Doctor Who #848: The Vampires of Venice

"You know what's dangerous about you? It's not that you make people take risks, it's that you make them want to impress you."
TECHNICAL SPECS: First aired May 8 2010.

IN THIS ONE... Rory's bachelor party becomes a trip to the Renaissance to fight fishy vampires.

REVIEW: Rory joins the TARDIS crew in this episode, and on the surface of it, you can't help but compare him to Mickey, the OTHER idiot boyfriend. And though they may be perceived as "losers" compared to the Doctor, the episode still makes the point that Rory is infinitely superior to Mickey, and that this time, the Doctor isn't trying to steal the girlfriend. There is still some competition between Amy's two "boys", but it's not romantic per se. The banter laced with innuendo doesn't do this any favors, mind you, and I often got the feeling writer Toby Whithouse (or Moffat stomping all over him, I don't know), doesn't quite know what he's trying to accomplish in these scenes. In essence, Rory feels left out of their clique, and that does transpose as romantic frustration, but on that front, it's a misunderstanding (again, something confused by the kissing and kissing jokes). The Doctor doesn't want Amy in that way, but he does want her as a traveling companion, and those travels ARE a threat to the Amy-Rory relationship, which is why he has them share an adventure (he's right to think the danger turns Amy on), and is happy to have a couple in the TARDIS on a steady basis (Who's first, at least in the CONFIRMED column). Rory feels it's his job to protect Amy, which is why he doesn't like her traveling with the Doctor, but his mistake is thinking he wears the pants in this family. In the last scene, he has to accept that, yeah, Amy's in control of both men. It seems those emasculation jokes were a little one-sided.
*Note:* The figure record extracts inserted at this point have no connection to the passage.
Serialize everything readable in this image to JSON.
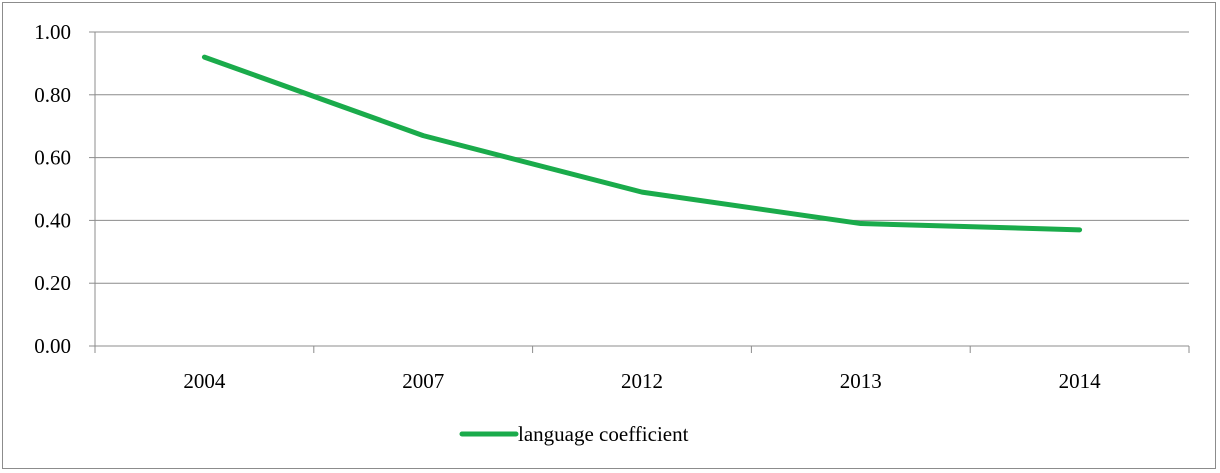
{
  "chart_data": {
    "type": "line",
    "categories": [
      "2004",
      "2007",
      "2012",
      "2013",
      "2014"
    ],
    "series": [
      {
        "name": "language coefficient",
        "values": [
          0.92,
          0.67,
          0.49,
          0.39,
          0.37
        ],
        "color": "#1aab4b"
      }
    ],
    "yticks": [
      "0.00",
      "0.20",
      "0.40",
      "0.60",
      "0.80",
      "1.00"
    ],
    "ylim": [
      0,
      1
    ],
    "grid": true,
    "legend": "bottom",
    "title": "",
    "xlabel": "",
    "ylabel": ""
  }
}
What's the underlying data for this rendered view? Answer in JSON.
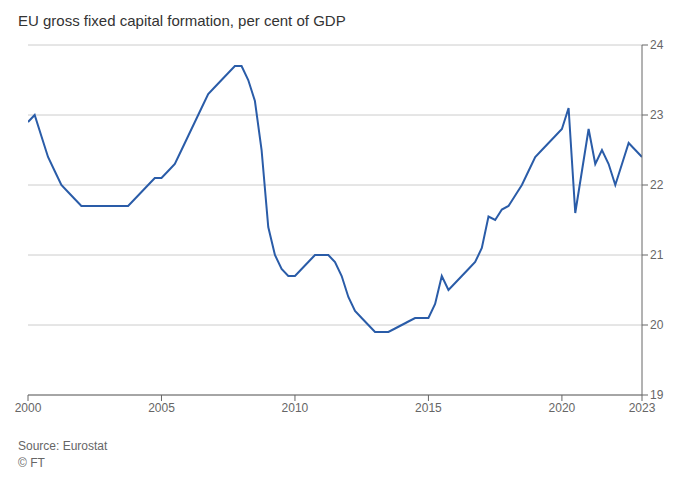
{
  "chart_data": {
    "type": "line",
    "title": "EU gross fixed capital formation, per cent of GDP",
    "annotations": [
      "Source: Eurostat",
      "© FT"
    ],
    "x": [
      2000.0,
      2000.25,
      2000.5,
      2000.75,
      2001.0,
      2001.25,
      2001.5,
      2001.75,
      2002.0,
      2002.25,
      2002.5,
      2002.75,
      2003.0,
      2003.25,
      2003.5,
      2003.75,
      2004.0,
      2004.25,
      2004.5,
      2004.75,
      2005.0,
      2005.25,
      2005.5,
      2005.75,
      2006.0,
      2006.25,
      2006.5,
      2006.75,
      2007.0,
      2007.25,
      2007.5,
      2007.75,
      2008.0,
      2008.25,
      2008.5,
      2008.75,
      2009.0,
      2009.25,
      2009.5,
      2009.75,
      2010.0,
      2010.25,
      2010.5,
      2010.75,
      2011.0,
      2011.25,
      2011.5,
      2011.75,
      2012.0,
      2012.25,
      2012.5,
      2012.75,
      2013.0,
      2013.25,
      2013.5,
      2013.75,
      2014.0,
      2014.25,
      2014.5,
      2014.75,
      2015.0,
      2015.25,
      2015.5,
      2015.75,
      2016.0,
      2016.25,
      2016.5,
      2016.75,
      2017.0,
      2017.25,
      2017.5,
      2017.75,
      2018.0,
      2018.25,
      2018.5,
      2018.75,
      2019.0,
      2019.25,
      2019.5,
      2019.75,
      2020.0,
      2020.25,
      2020.5,
      2020.75,
      2021.0,
      2021.25,
      2021.5,
      2021.75,
      2022.0,
      2022.25,
      2022.5,
      2022.75,
      2023.0
    ],
    "values": [
      22.9,
      23.0,
      22.7,
      22.4,
      22.2,
      22.0,
      21.9,
      21.8,
      21.7,
      21.7,
      21.7,
      21.7,
      21.7,
      21.7,
      21.7,
      21.7,
      21.8,
      21.9,
      22.0,
      22.1,
      22.1,
      22.2,
      22.3,
      22.5,
      22.7,
      22.9,
      23.1,
      23.3,
      23.4,
      23.5,
      23.6,
      23.7,
      23.7,
      23.5,
      23.2,
      22.5,
      21.4,
      21.0,
      20.8,
      20.7,
      20.7,
      20.8,
      20.9,
      21.0,
      21.0,
      21.0,
      20.9,
      20.7,
      20.4,
      20.2,
      20.1,
      20.0,
      19.9,
      19.9,
      19.9,
      19.95,
      20.0,
      20.05,
      20.1,
      20.1,
      20.1,
      20.3,
      20.7,
      20.5,
      20.6,
      20.7,
      20.8,
      20.9,
      21.1,
      21.55,
      21.5,
      21.65,
      21.7,
      21.85,
      22.0,
      22.2,
      22.4,
      22.5,
      22.6,
      22.7,
      22.8,
      23.1,
      21.6,
      22.2,
      22.8,
      22.3,
      22.5,
      22.3,
      22.0,
      22.3,
      22.6,
      22.5,
      22.4
    ],
    "color": "#2a5ca8",
    "xlim": [
      2000,
      2023
    ],
    "xticks": [
      2000,
      2005,
      2010,
      2015,
      2020,
      2023
    ],
    "ylim": [
      19,
      24
    ],
    "yticks": [
      19,
      20,
      21,
      22,
      23,
      24
    ],
    "grid": "y"
  }
}
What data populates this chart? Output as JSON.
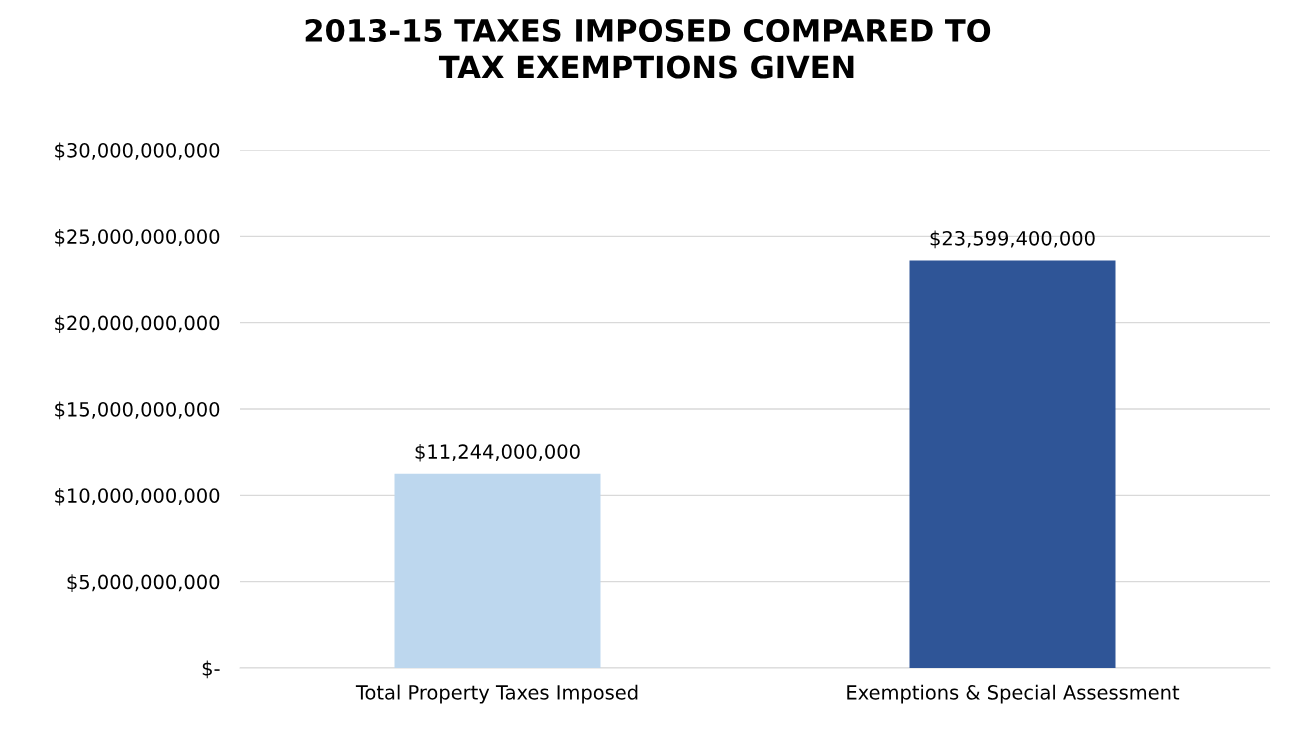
{
  "chart_data": {
    "type": "bar",
    "title": "2013-15 TAXES IMPOSED COMPARED TO\nTAX EXEMPTIONS GIVEN",
    "categories": [
      "Total Property Taxes Imposed",
      "Exemptions & Special Assessment"
    ],
    "values": [
      11244000000,
      23599400000
    ],
    "colors": [
      "#bdd7ee",
      "#2f5597"
    ],
    "value_labels": [
      "$11,244,000,000",
      "$23,599,400,000"
    ],
    "ylim": [
      0,
      30000000000
    ],
    "yticks": [
      {
        "value": 0,
        "label": "$-"
      },
      {
        "value": 5000000000,
        "label": "$5,000,000,000"
      },
      {
        "value": 10000000000,
        "label": "$10,000,000,000"
      },
      {
        "value": 15000000000,
        "label": "$15,000,000,000"
      },
      {
        "value": 20000000000,
        "label": "$20,000,000,000"
      },
      {
        "value": 25000000000,
        "label": "$25,000,000,000"
      },
      {
        "value": 30000000000,
        "label": "$30,000,000,000"
      }
    ],
    "grid": "y",
    "legend": false
  }
}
There are a lot of things to like about the adventure they have - the stunning locations (actually Croatia), Helen McCrory's strong performance as the mother of the Piscaton (sorry, I meant the Saturnyne), the scientific nature of the vampire tricks, Rory getting to fence with a monster (he'll get better at it), and going to credits through the TARDIS keyhole - but it also fails in other respects. Many criticized the effects at the time, but the creatures look pretty cool, and it's not like Doctor Who is really about effects. I'm more concerned with elements that show the production didn't really understand the script. Francesco's death, for example, is complete nonsense. The lighting is often quite bright, especially on the quay where the Saturnyne males are fed, with no ill effects (after all, these guys are dark-water fish, not supernatural vamps), yet he EXPLODES because Amy shines sunlight on him with a mirror. Come on, now. I also question Rosanna removing her costume to jump in the water, when we've been shown she doesn't actually wear clothes - it's all a mental illusion - so that's stupid.

And then there's the Silence, plugged into the script without anyone knowing what this will all be about. Rosanna talks about it like it was beyond some of the cracks and scared her people into running to Venice through another. Their feeding ritual is done "in the name of children lost to the silence". And if that weren't strange enough, the final scene drops out all sound except the Doctor and Rory talking and wondering what's happening. Well, I wonder too, because this has NOTHING to do with the Silence (or Silents, or however you'd like me to spell it) as presented to us a season later. Moffat never really wrote himself out of the corner he created with some of these details. In hindsight, it's all particularly frustrating.

SECOND OPINIONS:
The original review, 10 and 1 Items About The Vampires of Venice, features a new format for 11th Doctor reviews that I kept until I stopped doing them because, y'know, I was reviewing Doctor Who plenty. 848 straight days and counting!

REWATCHABILITY: Medium - Important for Rory joining the crew, and it's got some fair humor and a perfectly acceptable plot. Just not one that's watertight, and it does take in water rather fast when looked at too closely.

Comments

LiamKav said…
There is a moment that I think is a mischaracterisation of the Doctor... he goes to war against the vampire-fish because "they couldn't remember Isabella's name". The Doctor frequently forgets peoples names. He makes repeated comments that if he doesn't remember one person, it's because he's trying to save everyone. "A Good Man Goes To War" makes this an explicit point the girl who he coudn't remember. So to pick the badguys up on that point never sat right with me.
Siskoid said…
A lot of the dialog sounds it would have fit Doc10 better. No doubt that was the one Whithouse would have been familiar with at the script stage.